Beren Tahsin'e döndü. "Tahsin abi..." derken yüzünde, neler oldu bilsen, gülümsemesi vardı.

Tahsin de şefkatle gülümseyerek ayaklandı; bir ağabeyin samimi ve endişeli gözleriyle bakarak, önündeki sehpanın yanından hafifçe kaykılarak kıza sarıldı. "Geçmiş olsun, Beren. Nasılsın, iyi misin?" Sırtını usulca sıvazladı.

"İyiyim, sağ ol," dedi Beren de ona sarılarak. Geri çekildiler, birbirlerine gülümsediler. Beren Asım'ın da muhtemelen ona sarılmak için kalkmış olduğunu görünce şaşırarak güldü; o bile tamamen kendi iradesiyle sarılmak istiyorduysa demek bu adamlar onun için gerçekten endişelenmişti. Üstelik Asım o gün onu burada, "Gel kız sen de, D'artanyan," diye sarılmaya davet ettiğindeki gibi bakıyordu. Beren'in umduğundan daha dostça sarıldılar.

"Korkuttun kız bizi," dedi Asım. Kızın sırtına üst üste, sertçe vurdu. "Ama iyisin, iyisin."

"A-ah, yavaş!" diye sızlandı Beren.

Suat Asım'ın eline vurdu. "Kemiklerini kırdın kızın."
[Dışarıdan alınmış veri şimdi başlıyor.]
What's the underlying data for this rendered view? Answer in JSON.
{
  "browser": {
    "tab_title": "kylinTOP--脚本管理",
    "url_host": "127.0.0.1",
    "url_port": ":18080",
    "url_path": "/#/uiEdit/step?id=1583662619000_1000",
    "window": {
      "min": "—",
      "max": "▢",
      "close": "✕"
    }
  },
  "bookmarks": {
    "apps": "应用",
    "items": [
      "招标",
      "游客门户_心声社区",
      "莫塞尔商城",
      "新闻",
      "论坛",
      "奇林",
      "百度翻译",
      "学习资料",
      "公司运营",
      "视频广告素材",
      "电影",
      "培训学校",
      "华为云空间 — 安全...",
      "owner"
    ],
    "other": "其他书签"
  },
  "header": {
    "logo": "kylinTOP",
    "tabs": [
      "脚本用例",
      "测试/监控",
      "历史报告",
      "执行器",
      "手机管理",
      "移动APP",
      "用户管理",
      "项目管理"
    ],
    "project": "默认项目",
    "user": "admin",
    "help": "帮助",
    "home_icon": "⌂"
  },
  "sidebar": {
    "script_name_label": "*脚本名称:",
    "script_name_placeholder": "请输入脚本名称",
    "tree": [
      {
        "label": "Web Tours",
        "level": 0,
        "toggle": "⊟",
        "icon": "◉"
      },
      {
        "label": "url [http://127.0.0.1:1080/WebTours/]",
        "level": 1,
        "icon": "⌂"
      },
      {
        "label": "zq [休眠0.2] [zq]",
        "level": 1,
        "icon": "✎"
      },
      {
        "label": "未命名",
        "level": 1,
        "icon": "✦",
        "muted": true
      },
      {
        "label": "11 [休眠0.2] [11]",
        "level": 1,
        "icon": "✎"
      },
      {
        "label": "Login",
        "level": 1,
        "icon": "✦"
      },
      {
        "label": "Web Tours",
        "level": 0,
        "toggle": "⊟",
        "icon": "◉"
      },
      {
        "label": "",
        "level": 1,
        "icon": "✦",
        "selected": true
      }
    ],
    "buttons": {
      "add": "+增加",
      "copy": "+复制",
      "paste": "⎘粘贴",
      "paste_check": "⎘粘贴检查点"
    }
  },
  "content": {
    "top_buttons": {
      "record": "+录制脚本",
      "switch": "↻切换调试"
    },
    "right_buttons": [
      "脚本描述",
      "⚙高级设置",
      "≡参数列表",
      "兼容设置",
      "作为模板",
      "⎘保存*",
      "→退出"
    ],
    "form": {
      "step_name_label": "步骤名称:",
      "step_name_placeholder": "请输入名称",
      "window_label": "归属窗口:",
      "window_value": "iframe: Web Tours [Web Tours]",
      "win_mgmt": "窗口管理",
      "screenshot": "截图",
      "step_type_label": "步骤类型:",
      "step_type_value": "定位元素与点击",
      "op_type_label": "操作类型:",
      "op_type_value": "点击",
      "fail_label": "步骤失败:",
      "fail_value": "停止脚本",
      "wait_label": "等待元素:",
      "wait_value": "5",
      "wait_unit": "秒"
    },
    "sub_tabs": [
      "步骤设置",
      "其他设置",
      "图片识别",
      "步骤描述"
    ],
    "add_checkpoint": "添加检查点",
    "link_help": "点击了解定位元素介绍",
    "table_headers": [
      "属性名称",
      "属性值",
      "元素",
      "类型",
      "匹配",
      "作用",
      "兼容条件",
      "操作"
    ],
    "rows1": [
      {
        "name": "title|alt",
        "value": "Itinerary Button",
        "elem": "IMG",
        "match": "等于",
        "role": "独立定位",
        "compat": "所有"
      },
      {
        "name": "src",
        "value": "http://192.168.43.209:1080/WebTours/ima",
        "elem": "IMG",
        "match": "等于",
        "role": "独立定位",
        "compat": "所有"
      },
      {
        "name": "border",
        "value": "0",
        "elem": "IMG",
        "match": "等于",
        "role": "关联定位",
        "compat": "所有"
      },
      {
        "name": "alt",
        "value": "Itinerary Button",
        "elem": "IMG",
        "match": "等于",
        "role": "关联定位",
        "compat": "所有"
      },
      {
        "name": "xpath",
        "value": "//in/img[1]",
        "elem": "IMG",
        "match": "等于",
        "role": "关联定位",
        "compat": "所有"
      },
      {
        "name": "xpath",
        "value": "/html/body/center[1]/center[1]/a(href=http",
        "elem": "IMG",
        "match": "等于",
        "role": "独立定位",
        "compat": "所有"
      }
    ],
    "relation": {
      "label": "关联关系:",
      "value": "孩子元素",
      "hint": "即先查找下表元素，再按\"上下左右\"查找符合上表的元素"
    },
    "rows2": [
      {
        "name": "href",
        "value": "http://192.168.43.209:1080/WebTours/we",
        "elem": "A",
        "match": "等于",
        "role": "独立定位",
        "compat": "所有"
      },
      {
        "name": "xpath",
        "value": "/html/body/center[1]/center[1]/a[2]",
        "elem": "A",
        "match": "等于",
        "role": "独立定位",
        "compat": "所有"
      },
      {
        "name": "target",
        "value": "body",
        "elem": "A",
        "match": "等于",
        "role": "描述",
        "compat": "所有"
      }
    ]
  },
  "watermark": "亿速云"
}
Gülüştüler; Beren geri çekildiğinde de Asım sanki yine onu omzundan tutup belli belirsiz kendine, kolunun altına çekiyordu. Garip, alışılmadık, sıcak bir tabloydu bu. Meğer vaktiyle didişip duran, ortak bir fikirde buluşamamanın gerginliğinden, bir gencin sevgisini ve yakınlığını paylaşamamanın çocuksu kıskançlığına türlü sessiz çatışmalara giren bu iki dediği dedik, zaman içinde birbirini sahiden sevmiş, Suat'ı paylaşmayı da, bir derdi, bir sırrı, bir vicdan azabını, bir endişeyi paylaşmayı da öğrenmiş, meğer dost olmuş birbirine; bu her seferinde biraz daha iyi anlaşılıyordu. Öte yanda, kendisini bu küçük çemberin dışında tutan ve tüm bu sevgi seremonisini köşesinde sessizce izleyen Ayla'nın gözlerinde de sanki imrenmenin de saklı olduğu ufak tebessümler vardı. Beren'le Asım'ın sarılışlarını, muhabbetlerindeki sevimliliği, tıpkı cebinde parası olmadığı ve bir tane alamayacağını bildiği halde parktaki pamuk şekerciyi, o pamuk şeker belki de ulaşılmazlığından ötürü gözünde gitgide değerli bir şeye dönüşürken tamamen beklentisizce ama yine de gıptayla izleyen bir çocuk gibi izlemişti. Bir an sonra Asım başını çevirince onunla ilk kez göz göze geldi. Ortada pamuk şekerden başka bir şey vardı. Derin bir şey. İki çift göz.